Sports bras are one of the most underrated pieces of fitness equipment. During a marathon, your breasts can move up and down as much as an extra 3.1 miles beyond the 26.2 miles of the race. That is a lot of lost energy that could have propelled you forward during the race. Beyond the impact on performance, a poorly fitted sports bra can lead to pain and stiffness in the upper back, neck, and shoulders.


Myth - All sports bra are the same


Size, style, and quality matter. A good sports bra comes in band and cup sizes instead of just small, medium, and large. A more specific size ensures a snug but comfortable fit to prevent chafing and provide optimal support through your breasts, shoulders, and mid-back. Sports bras also come in different levels of support or impact. The level of impact should match the intensity of your activities, not your breast size. Low impact bras are best used for activities with minimal rapid up and down and side to side movement, such as yoga. High-impact bras are geared toward running, which has more rapid, repetitive up and down and side to side movements. Sports bras also vary in style. The styles vary in the design of the straps, the degree of coverage, and the fabric type. You need to find a design that fits your needs and is comfortable during your activities.
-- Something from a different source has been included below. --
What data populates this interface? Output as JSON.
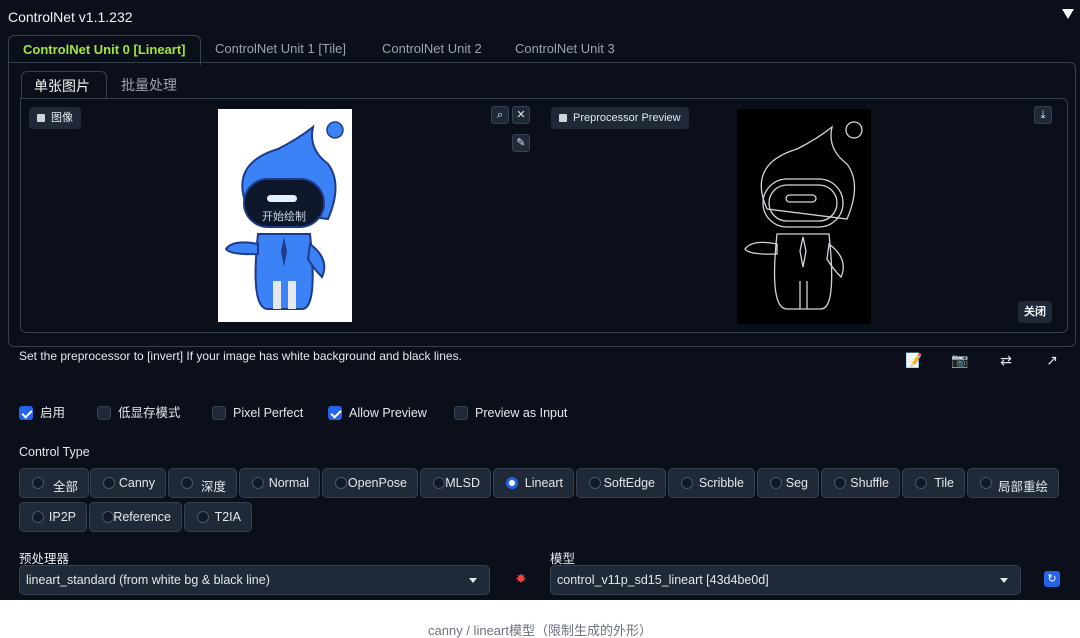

Myth - More supportive = more compression


Wearing a tighter, more compressive bra does not efficiently limit movement in your breasts. Instead, you put unnecessary stress on your rib cage and upper back. The extra compression through the ribcage decreases your ability to expand your lungs. This limits your ability to take in air when exercising. Tightening the straps of your bra compresses the muscles of your upper back and shoulders. This compression limits shoulder motion and causes the muscles to tighten and stiffen reflexively. Rather than getting a tighter compression bra to reduce movement, try getting a properly sized bra rated at an impact level that matches your activity.


Myth - Wearing two bras at once is more supportive


Just as noted above, more compression is not sufficient. Not only does the compression of two bras have its own issues, but the layers of fabric decrease your ability to wick away sweat and increase the friction between your skin and the fabric. If you feel like you need to wear two bras, then you are not in the correct size or style bra for you.
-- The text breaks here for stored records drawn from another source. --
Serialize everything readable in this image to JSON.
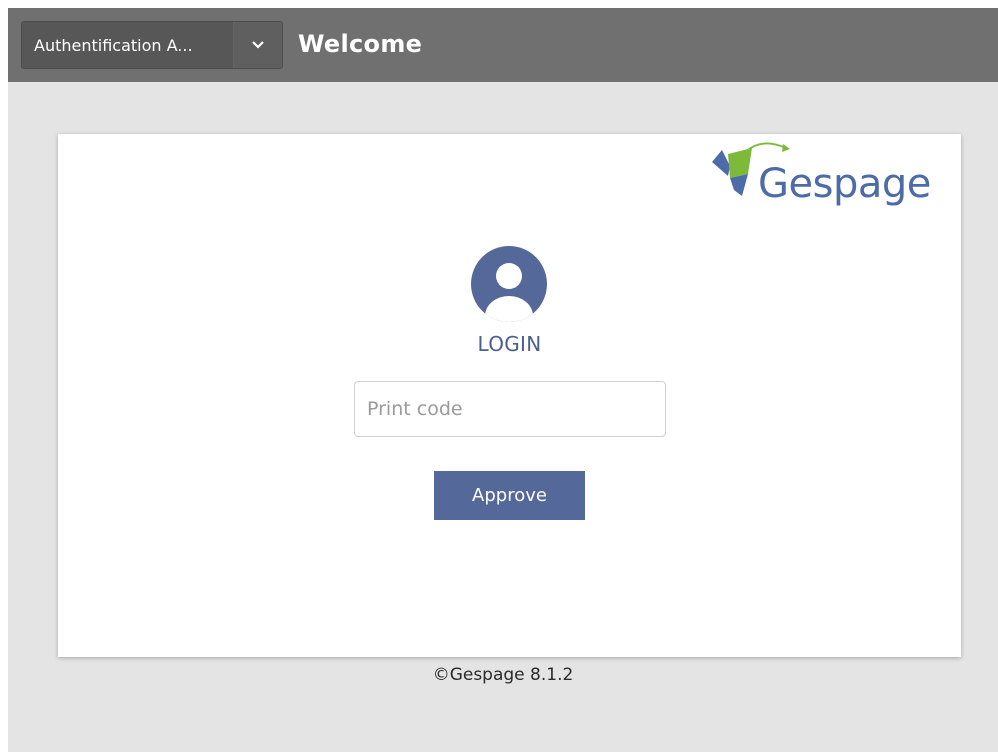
{
  "header": {
    "selector_label": "Authentification A...",
    "selector_icon": "chevron-down-icon",
    "title": "Welcome"
  },
  "brand": {
    "logo_text": "Gespage",
    "color_blue": "#4d6ba6",
    "color_green": "#7dba3a"
  },
  "login": {
    "icon": "user-avatar-icon",
    "title": "LOGIN",
    "code_placeholder": "Print code",
    "code_value": "",
    "approve_label": "Approve"
  },
  "footer": {
    "copyright": "©Gespage 8.1.2"
  },
  "colors": {
    "topbar": "#707070",
    "background": "#e4e4e4",
    "accent": "#54689a"
  }
}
Myth - The size you measure dictates your correct bra size


Getting properly measured is very important. However, the size you measure is just the start. Once you have an idea of your size, you need to try various sports bra styles around your measured size. Every woman has a personal preference on how they like their bra to fit. Sizes and styles also vary across brands. For example, a 36C in one bra may not have the exact feel and fit as a 36C in a different brand.
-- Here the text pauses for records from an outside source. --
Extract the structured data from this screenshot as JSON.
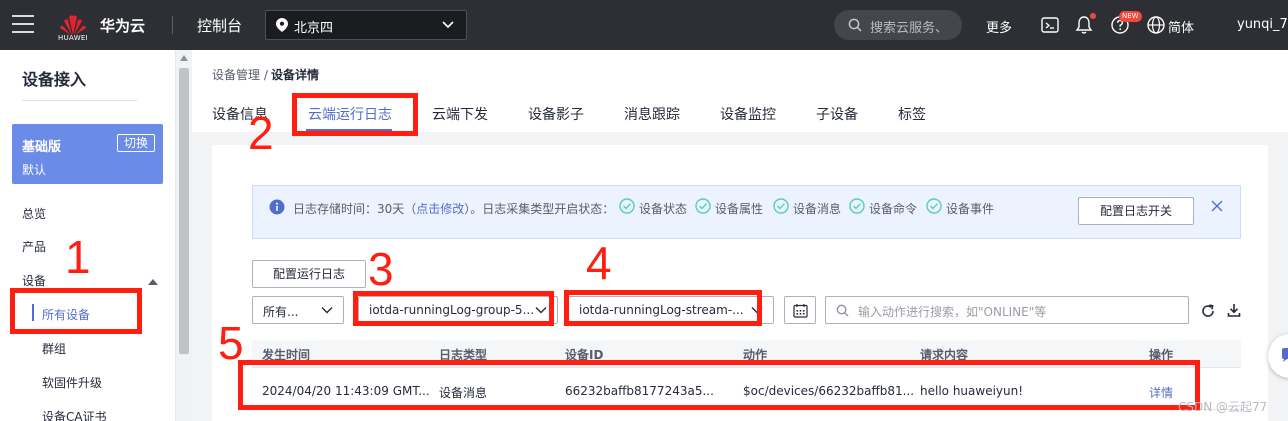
{
  "topbar": {
    "logo_text": "HUAWEI",
    "brand": "华为云",
    "console": "控制台",
    "region": "北京四",
    "search_placeholder": "搜索云服务、",
    "more": "更多",
    "new_badge": "NEW",
    "language": "简体",
    "user": "yunqi_7"
  },
  "sidebar": {
    "title": "设备接入",
    "edition": {
      "name": "基础版",
      "switch": "切换",
      "sub": "默认"
    },
    "items": [
      {
        "label": "总览"
      },
      {
        "label": "产品"
      },
      {
        "label": "设备"
      }
    ],
    "subitems": [
      {
        "label": "所有设备",
        "active": true
      },
      {
        "label": "群组"
      },
      {
        "label": "软固件升级"
      },
      {
        "label": "设备CA证书"
      }
    ]
  },
  "breadcrumb": {
    "parent": "设备管理 /",
    "current": "设备详情"
  },
  "tabs": [
    {
      "label": "设备信息"
    },
    {
      "label": "云端运行日志",
      "active": true
    },
    {
      "label": "云端下发"
    },
    {
      "label": "设备影子"
    },
    {
      "label": "消息跟踪"
    },
    {
      "label": "设备监控"
    },
    {
      "label": "子设备"
    },
    {
      "label": "标签"
    }
  ],
  "notice": {
    "text_prefix": "日志存储时间：30天（",
    "link": "点击修改",
    "text_suffix": "）。日志采集类型开启状态：",
    "checks": [
      "设备状态",
      "设备属性",
      "设备消息",
      "设备命令",
      "设备事件"
    ],
    "config_button": "配置日志开关"
  },
  "run_log_button": "配置运行日志",
  "filters": {
    "type_select": "所有...",
    "group_select": "iotda-runningLog-group-5...",
    "stream_select": "iotda-runningLog-stream-...",
    "search_placeholder": "输入动作进行搜索，如\"ONLINE\"等"
  },
  "table": {
    "headers": [
      "发生时间",
      "日志类型",
      "设备ID",
      "动作",
      "请求内容",
      "操作"
    ],
    "rows": [
      {
        "time": "2024/04/20 11:43:09 GMT...",
        "type": "设备消息",
        "device_id": "66232baffb8177243a5...",
        "action": "$oc/devices/66232baffb81...",
        "content": "hello huaweiyun!",
        "op": "详情"
      }
    ]
  },
  "annotations": [
    "1",
    "2",
    "3",
    "4",
    "5"
  ],
  "watermark": "CSDN @云起77",
  "colors": {
    "accent": "#526ecc",
    "annotation": "#ff1e10",
    "topbar": "#2d2f34",
    "edition": "#6a8be8"
  }
}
Myth - Once you're fitted for a size that is your size for life


Bra size changes from time to time. Your size can vary due to several factors. Weight gain or loss, muscle mass and distribution changes, pregnancy, breastfeeding, and age may contribute to fluctuations in bra size. For this reason, it is essential to be re-fit regularly to ensure you have the correct fit for you. It is also important to note that as brands update and release new sports bras, the sizing and fit of a particular model may vary.


Myth - Sports bras can be worn for years


Just like your running shoes, the elastic and other material of your bra wears out over time. The fabric wears out with repeated use and washing. As the elastic becomes less responsive, the structure and support of the bra is compromised. Typically, your sports bras need to be replaced every 6-12 months. However, how often you wear it, wash it, and where your body places the most stress on the bra can affect how long it takes your bra to wear out. Some signs your bra is beginning to wear out include chafing in a new area along the bra line, tenderness in your breast after working out, or an increase in strain through your mid-back and shoulders when working out.